Greece's largest newspaper, the
leftist daily Eleftherotypia, has run several such cartoons. In April 2002,
on its front cover, under the title "Holocaust II," an Israeli soldier
was depicted as a Nazi officer and a Palestinian civilian as a Jewish death
camp inmate. In September 2002, another cartoon in Eleftherotypia showed
an Israeli soldier with a Jewish star telling a Nazi officer next to him
"Arafat is not a person the Reich can talk to anymore." The Nazi officer
responds "Why? Is he a Jew?"
In Italy, in October 2001, the Web
site of one of the country's most respected newspapers, La Repubblica,
published the notorious anti-Semitic forgery, "The Protocols of the Elders
of Zion," in its entirety, without providing any historical explanation.
It did suggest, however, that the work would help readers understand why
the U.S. had taken military action in Afghanistan.
In April 2002, the Italian liberal
daily La Stampa ran a front-page cartoon showing an Israeli tank, emblazoned
with a Jewish star, pointing a large gun at the baby Jesus in a manger,
while the baby pleads, "Surely they don't want to kill me again, do they?"
In Corriere Della Sera, another
cartoon showed Jesus trapped in his tomb, unable to rise, because Ariel
Sharon, rifle in hand, is sitting on the sepulcher.
Sweden's largest morning paper,
Dagens Nyheter, ran a caricature of a Hassidic Jew accusing anyone who
criticized Israel of anti-Semitism. Another leading Swedish paper, Aftonbladet,
used the headline "The Crucifixion of Arafat."

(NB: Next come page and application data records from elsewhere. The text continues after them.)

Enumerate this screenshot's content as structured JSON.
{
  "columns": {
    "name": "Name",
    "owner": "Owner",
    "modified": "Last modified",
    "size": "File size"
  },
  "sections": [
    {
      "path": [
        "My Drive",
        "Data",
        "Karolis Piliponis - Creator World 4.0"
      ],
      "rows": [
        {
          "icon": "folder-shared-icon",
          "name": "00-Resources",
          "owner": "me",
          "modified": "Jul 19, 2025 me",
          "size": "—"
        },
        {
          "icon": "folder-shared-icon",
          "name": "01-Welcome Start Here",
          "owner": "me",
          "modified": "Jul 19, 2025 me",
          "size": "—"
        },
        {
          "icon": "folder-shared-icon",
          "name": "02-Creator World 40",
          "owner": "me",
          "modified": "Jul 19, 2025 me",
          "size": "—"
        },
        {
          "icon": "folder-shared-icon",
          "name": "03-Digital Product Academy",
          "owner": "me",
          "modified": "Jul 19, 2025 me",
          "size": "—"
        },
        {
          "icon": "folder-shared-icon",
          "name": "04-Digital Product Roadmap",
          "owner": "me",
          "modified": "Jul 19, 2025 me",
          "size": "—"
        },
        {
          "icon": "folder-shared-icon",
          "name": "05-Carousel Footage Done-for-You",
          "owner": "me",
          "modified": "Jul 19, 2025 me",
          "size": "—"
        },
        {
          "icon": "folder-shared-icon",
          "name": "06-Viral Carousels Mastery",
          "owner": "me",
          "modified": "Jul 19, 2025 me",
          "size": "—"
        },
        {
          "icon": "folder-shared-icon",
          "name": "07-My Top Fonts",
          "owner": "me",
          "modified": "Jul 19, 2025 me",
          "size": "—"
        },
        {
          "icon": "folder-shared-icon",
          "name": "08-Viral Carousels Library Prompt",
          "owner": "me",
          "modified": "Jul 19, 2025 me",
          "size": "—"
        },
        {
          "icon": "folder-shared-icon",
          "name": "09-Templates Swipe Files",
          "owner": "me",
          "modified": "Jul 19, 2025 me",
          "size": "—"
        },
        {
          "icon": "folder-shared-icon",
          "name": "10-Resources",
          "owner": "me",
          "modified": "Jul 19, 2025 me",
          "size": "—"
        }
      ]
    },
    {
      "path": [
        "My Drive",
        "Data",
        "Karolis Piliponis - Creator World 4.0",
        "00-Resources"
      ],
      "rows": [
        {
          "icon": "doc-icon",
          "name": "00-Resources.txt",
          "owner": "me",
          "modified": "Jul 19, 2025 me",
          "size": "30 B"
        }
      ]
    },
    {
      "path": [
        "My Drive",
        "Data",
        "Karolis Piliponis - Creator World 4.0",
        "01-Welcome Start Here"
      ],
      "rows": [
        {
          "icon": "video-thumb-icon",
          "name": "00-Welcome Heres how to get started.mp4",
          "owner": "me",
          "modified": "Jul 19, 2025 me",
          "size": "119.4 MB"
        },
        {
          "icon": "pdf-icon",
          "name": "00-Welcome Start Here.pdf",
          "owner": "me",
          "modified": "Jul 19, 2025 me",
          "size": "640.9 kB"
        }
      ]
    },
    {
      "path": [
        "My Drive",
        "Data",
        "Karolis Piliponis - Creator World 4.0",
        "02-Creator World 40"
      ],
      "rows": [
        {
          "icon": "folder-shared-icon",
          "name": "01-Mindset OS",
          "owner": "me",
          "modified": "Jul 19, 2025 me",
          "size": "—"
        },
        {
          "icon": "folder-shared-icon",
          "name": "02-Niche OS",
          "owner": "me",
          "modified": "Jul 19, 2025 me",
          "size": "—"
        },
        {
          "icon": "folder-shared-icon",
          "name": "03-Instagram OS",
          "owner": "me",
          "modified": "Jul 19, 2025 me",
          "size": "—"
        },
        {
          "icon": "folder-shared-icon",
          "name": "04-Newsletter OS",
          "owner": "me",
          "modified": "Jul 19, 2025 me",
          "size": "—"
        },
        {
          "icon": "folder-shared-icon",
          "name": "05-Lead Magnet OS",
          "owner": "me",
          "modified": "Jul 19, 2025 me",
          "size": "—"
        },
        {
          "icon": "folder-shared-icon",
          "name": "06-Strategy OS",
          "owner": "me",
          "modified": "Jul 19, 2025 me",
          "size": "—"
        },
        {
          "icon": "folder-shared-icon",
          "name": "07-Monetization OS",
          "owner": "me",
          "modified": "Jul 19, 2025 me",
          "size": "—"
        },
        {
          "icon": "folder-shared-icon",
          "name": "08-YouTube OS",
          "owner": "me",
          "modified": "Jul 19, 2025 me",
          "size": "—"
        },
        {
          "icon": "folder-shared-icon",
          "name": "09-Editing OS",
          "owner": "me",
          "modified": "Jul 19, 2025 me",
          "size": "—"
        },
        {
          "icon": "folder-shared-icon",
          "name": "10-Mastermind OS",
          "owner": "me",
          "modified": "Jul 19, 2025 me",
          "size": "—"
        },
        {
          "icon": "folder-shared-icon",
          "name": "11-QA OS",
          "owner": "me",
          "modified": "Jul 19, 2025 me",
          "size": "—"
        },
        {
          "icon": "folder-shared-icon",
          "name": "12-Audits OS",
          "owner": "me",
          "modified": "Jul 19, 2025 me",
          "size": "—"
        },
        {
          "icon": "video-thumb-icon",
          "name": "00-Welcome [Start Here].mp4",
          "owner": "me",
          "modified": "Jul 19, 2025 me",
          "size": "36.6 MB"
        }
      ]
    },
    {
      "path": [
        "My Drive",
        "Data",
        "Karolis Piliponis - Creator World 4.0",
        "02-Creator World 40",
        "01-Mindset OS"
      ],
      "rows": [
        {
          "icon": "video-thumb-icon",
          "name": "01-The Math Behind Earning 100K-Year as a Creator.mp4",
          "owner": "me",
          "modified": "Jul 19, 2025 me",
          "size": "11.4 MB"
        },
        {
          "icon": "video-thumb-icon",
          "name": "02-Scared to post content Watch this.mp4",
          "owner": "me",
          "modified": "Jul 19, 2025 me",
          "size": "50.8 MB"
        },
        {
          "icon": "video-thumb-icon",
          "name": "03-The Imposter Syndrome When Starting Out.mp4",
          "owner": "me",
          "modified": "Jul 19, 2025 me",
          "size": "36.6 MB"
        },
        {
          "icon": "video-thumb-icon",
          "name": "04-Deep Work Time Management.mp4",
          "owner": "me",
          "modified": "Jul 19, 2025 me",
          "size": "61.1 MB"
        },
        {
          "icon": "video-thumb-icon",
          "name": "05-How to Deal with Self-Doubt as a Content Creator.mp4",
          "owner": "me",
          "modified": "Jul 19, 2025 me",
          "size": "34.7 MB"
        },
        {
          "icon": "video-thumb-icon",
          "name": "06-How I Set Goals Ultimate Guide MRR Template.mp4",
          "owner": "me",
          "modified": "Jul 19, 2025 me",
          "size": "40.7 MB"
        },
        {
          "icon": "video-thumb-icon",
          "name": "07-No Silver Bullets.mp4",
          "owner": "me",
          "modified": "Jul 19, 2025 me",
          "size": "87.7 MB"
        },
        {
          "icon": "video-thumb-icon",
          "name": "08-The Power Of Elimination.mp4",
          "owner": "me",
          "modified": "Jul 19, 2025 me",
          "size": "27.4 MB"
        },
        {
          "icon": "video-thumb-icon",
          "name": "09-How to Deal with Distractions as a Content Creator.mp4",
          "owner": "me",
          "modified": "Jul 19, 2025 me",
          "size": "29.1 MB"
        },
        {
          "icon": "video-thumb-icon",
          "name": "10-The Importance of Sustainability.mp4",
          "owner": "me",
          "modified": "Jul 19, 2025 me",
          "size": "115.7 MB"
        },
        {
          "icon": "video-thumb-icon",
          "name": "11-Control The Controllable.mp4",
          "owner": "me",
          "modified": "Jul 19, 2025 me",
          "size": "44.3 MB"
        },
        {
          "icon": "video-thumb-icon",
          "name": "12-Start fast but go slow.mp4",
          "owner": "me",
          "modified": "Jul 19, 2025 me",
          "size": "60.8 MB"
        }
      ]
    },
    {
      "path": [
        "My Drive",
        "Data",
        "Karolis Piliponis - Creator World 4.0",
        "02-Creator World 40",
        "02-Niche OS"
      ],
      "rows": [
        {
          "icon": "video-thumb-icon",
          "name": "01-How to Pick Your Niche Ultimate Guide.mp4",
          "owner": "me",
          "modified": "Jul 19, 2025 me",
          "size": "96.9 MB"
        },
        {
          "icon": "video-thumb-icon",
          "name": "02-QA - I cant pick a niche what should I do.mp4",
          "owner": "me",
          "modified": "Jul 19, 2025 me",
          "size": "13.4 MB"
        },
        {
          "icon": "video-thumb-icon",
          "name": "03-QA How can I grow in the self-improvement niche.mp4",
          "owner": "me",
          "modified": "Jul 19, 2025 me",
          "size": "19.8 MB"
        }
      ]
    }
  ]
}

If the misreporting and bias were
limited to one or two newspapers or television programs in each country,
it might be possible to shrug them off. But they are not. Bashing Israel
even extends to local papers that don't usually cover foreign affairs,
such as the double-page spread titled "Jews in jackboots" in "Luton on
Sunday." (Luton is an industrial town in southern England.) Or the article
in Norway's leading regional paper, Stavanger Aftenblad, equating Israel's
actions against terrorists in Ramallah with the attacks on the World Trade
Center.
Grotesque and utterly false comparisons
such as these should have no place in reporting or commenting on the Middle
East. Yet although the French court ruling - the first of its kind in Europe
- is a major landmark, no one in France seems to care. The country's most
distinguished newspaper, the paper of record, has been found guilty of
anti-Semitism. One would have thought that such a verdict would prompt
wide-ranging coverage and lead to extensive soul-searching and public debate.
Instead, there has been almost complete silence, and virtually no coverage
in the French press.
And few elsewhere will have heard
about it. Reuters and Agence France Presse (agencies that have demonstrated
particularly marked bias against Israel) ran short stories about the judgment
in their French-language wires last week, but chose not to run them on
their English news services. The Associated Press didn't run it at all.
Instead of triggering the long overdue reassessment of Europe's attitude
toward Israel, the media have chosen to ignore it.